County road workers were assigned to 10-hour workdays starting Tuesday as the first step in addressing concerns aired at a public meeting last week.
Road and bridge superintendent Randy Crawford verified that a temporary work schedule would start immediately after county commissioners suggested it Monday.
The work schedule will continue until immediate problems are addressed. Workers will not earn overtime but will instead receive 1½ hours of compensatory time off for every hour worked past 40 hours.
Commissioners suggested having road workers take those hours off on days when weather or equipment repairs prevent them from performing their jobs.
“This isn’t going to be solved overnight,” Crawford said after Monday’s commission meeting. “I wish I had an answer, I wish I knew everything. But I’d be in a damned rubber room in a mental hospital if I did.
“Sometimes I’m glad I don’t drink, but sometimes I wonder why I don’t.”
Still under investigation is whether workers can be forced to take paid time off when weather or equipment repairs do not allow them to do their jobs.
“The only issue that really needs to be clarified is whether we can or will require employees to use ‘comp’ time when they are off for a ‘rain day,’” County Clerk Tina Spencer said Tuesday.
Commissioners will meet again Friday, when they hope to have answers to such questions, and reviewing other ideas they brainstormed Monday.
Ideas included having people with road issues fill out a form with a road department secretary instead of calling Crawford or stopping workers while on the job. Officials also have asked county schools to submit updated bus routes to determine priorities for road work.
Another suggestion was installing a global positioning system to track road workers and create a record of what roads have been repaired. Not all commissioners were sold on the idea, however.
“We need to trust the employees,” Dallke said.
“Trust but verify,” Chairman Dan Holub responded.
Before spending more than three hours discussing ideas, Holub had asked commissioners about the previous week’s public meeting: “Everybody have fun Monday?”
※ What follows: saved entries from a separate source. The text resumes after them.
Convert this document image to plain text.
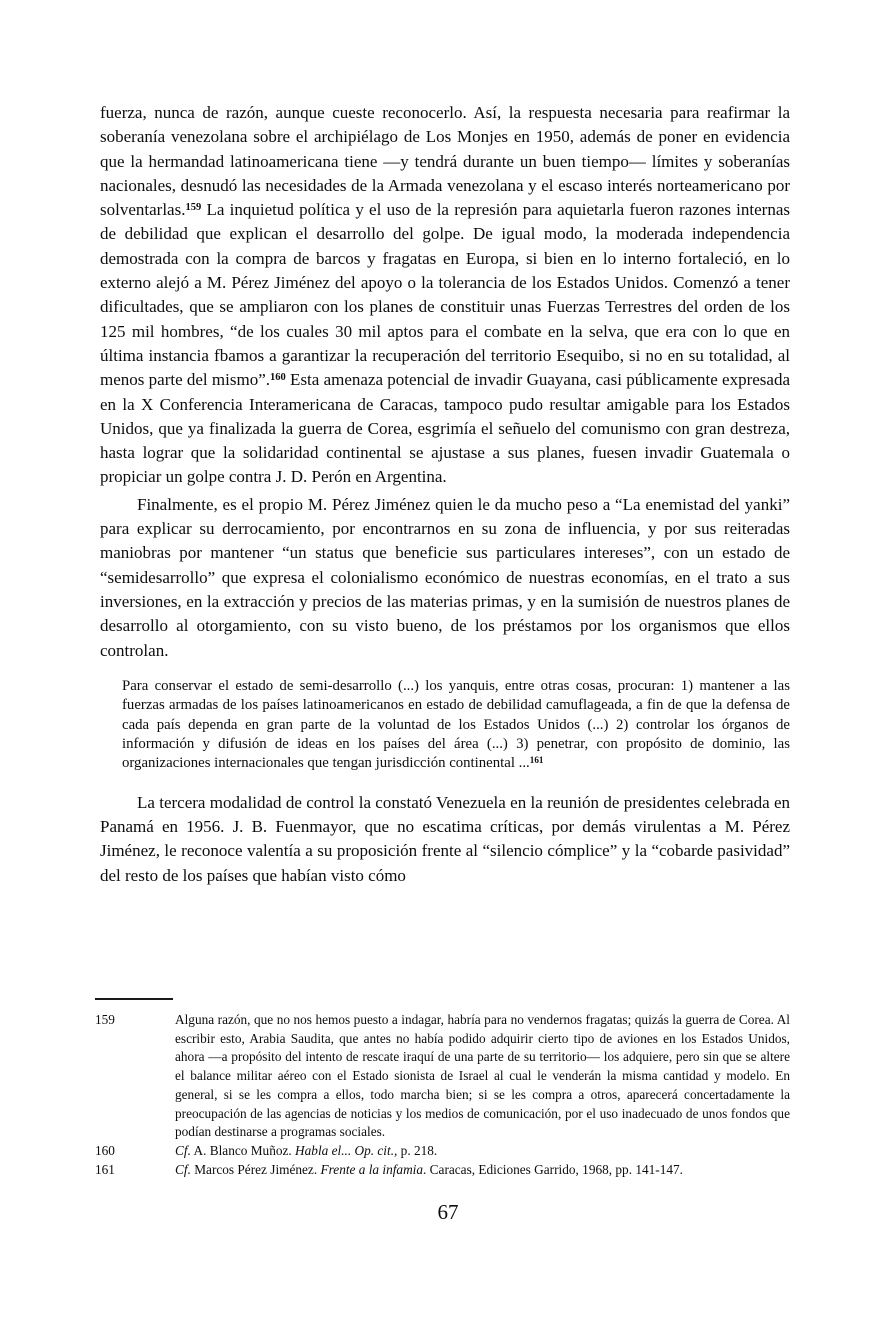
fuerza, nunca de razón, aunque cueste reconocerlo. Así, la respuesta necesaria para reafirmar la soberanía venezolana sobre el archipiélago de Los Monjes en 1950, además de poner en evidencia que la hermandad latinoamericana tiene —y tendrá durante un buen tiempo— límites y soberanías nacionales, desnudó las necesidades de la Armada venezolana y el escaso interés norteamericano por solventarlas.$^{159}$ La inquietud política y el uso de la represión para aquietarla fueron razones internas de debilidad que explican el desarrollo del golpe. De igual modo, la moderada independencia demostrada con la compra de barcos y fragatas en Europa, si bien en lo interno fortaleció, en lo externo alejó a M. Pérez Jiménez del apoyo o la tolerancia de los Estados Unidos. Comenzó a tener dificultades, que se ampliaron con los planes de constituir unas Fuerzas Terrestres del orden de los 125 mil hombres, “de los cuales 30 mil aptos para el combate en la selva, que era con lo que en última instancia fbamos a garantizar la recuperación del territorio Esequibo, si no en su totalidad, al menos parte del mismo”.$^{160}$ Esta amenaza potencial de invadir Guayana, casi públicamente expresada en la X Conferencia Interamericana de Caracas, tampoco pudo resultar amigable para los Estados Unidos, que ya finalizada la guerra de Corea, esgrimía el señuelo del comunismo con gran destreza, hasta lograr que la solidaridad continental se ajustase a sus planes, fuesen invadir Guatemala o propiciar un golpe contra J. D. Perón en Argentina.

Finalmente, es el propio M. Pérez Jiménez quien le da mucho peso a “La enemistad del yanki” para explicar su derrocamiento, por encontrarnos en su zona de influencia, y por sus reiteradas maniobras por mantener “un status que beneficie sus particulares intereses”, con un estado de “semidesarrollo” que expresa el colonialismo económico de nuestras economías, en el trato a sus inversiones, en la extracción y precios de las materias primas, y en la sumisión de nuestros planes de desarrollo al otorgamiento, con su visto bueno, de los préstamos por los organismos que ellos controlan.

Para conservar el estado de semi-desarrollo (...) los yanquis, entre otras cosas, procuran: 1) mantener a las fuerzas armadas de los países latinoamericanos en estado de debilidad camuflageada, a fin de que la defensa de cada país dependa en gran parte de la voluntad de los Estados Unidos (...) 2) controlar los órganos de información y difusión de ideas en los países del área (...) 3) penetrar, con propósito de dominio, las organizaciones internacionales que tengan jurisdicción continental ...$^{161}$

La tercera modalidad de control la constató Venezuela en la reunión de presidentes celebrada en Panamá en 1956. J. B. Fuenmayor, que no escatima críticas, por demás virulentas a M. Pérez Jiménez, le reconoce valentía a su proposición frente al “silencio cómplice” y la “cobarde pasividad” del resto de los países que habían visto cómo

159	Alguna razón, que no nos hemos puesto a indagar, habría para no vendernos fragatas; quizás la guerra de Corea. Al escribir esto, Arabia Saudita, que antes no había podido adquirir cierto tipo de aviones en los Estados Unidos, ahora —a propósito del intento de rescate iraquí de una parte de su territorio— los adquiere, pero sin que se altere el balance militar aéreo con el Estado sionista de Israel al cual le venderán la misma cantidad y modelo. En general, si se les compra a ellos, todo marcha bien; si se les compra a otros, aparecerá concertadamente la preocupación de las agencias de noticias y los medios de comunicación, por el uso inadecuado de unos fondos que podían destinarse a programas sociales.
160	Cf. A. Blanco Muñoz. Habla el... Op. cit., p. 218.
161	Cf. Marcos Pérez Jiménez. Frente a la infamia. Caracas, Ediciones Garrido, 1968, pp. 141-147.
67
Dallke responded that he was glad to hear from citizens, but “I wish they could give us time to change things. Everybody wants to attend a hanging.”
Commissioner Lori Lalouette, who is Randy Crawford’s spouse, said: “The complexity of the situation and everything that’s involved — I don’t think people see it. Until I came in here and went through the budget I don’t think I understood it that well myself either.”
Holub was surprised how many people attended the public meeting.
“Not even the casino got people out like this,” he said. “Lots and lots and lots of frustration. I understand that. I live on those roads, too.”
Holub also said lack of agreement over courses of action was one of many problems.
“We’ve got internal problems with people who have different ideas on how to fix them,” he said. “It’s going to be like eating an elephant — one bite at a time. It won’t happen quickly or even before the election.”
In other business:
- Commissioners disapproved of any further interest in a proposal from Jeff Berger with Van Keppel, a construction equipment firm, for an excavator track hoe due that could be used to help with roads. “We do need that piece of equipment someday,” Dallke said, “but I don’t know if we need it today.”
- Commissioners approved a $45,390 bid from Middlecreek Corporation to fix the Kanza bridge between 250th and 270th Rds. Commissioner Randy Dallke suggested submitting the project for federal disaster relief funding. The bridge has been closed for a week because of erosion of its underpinnings. Middlecreek said it was able to start work this week.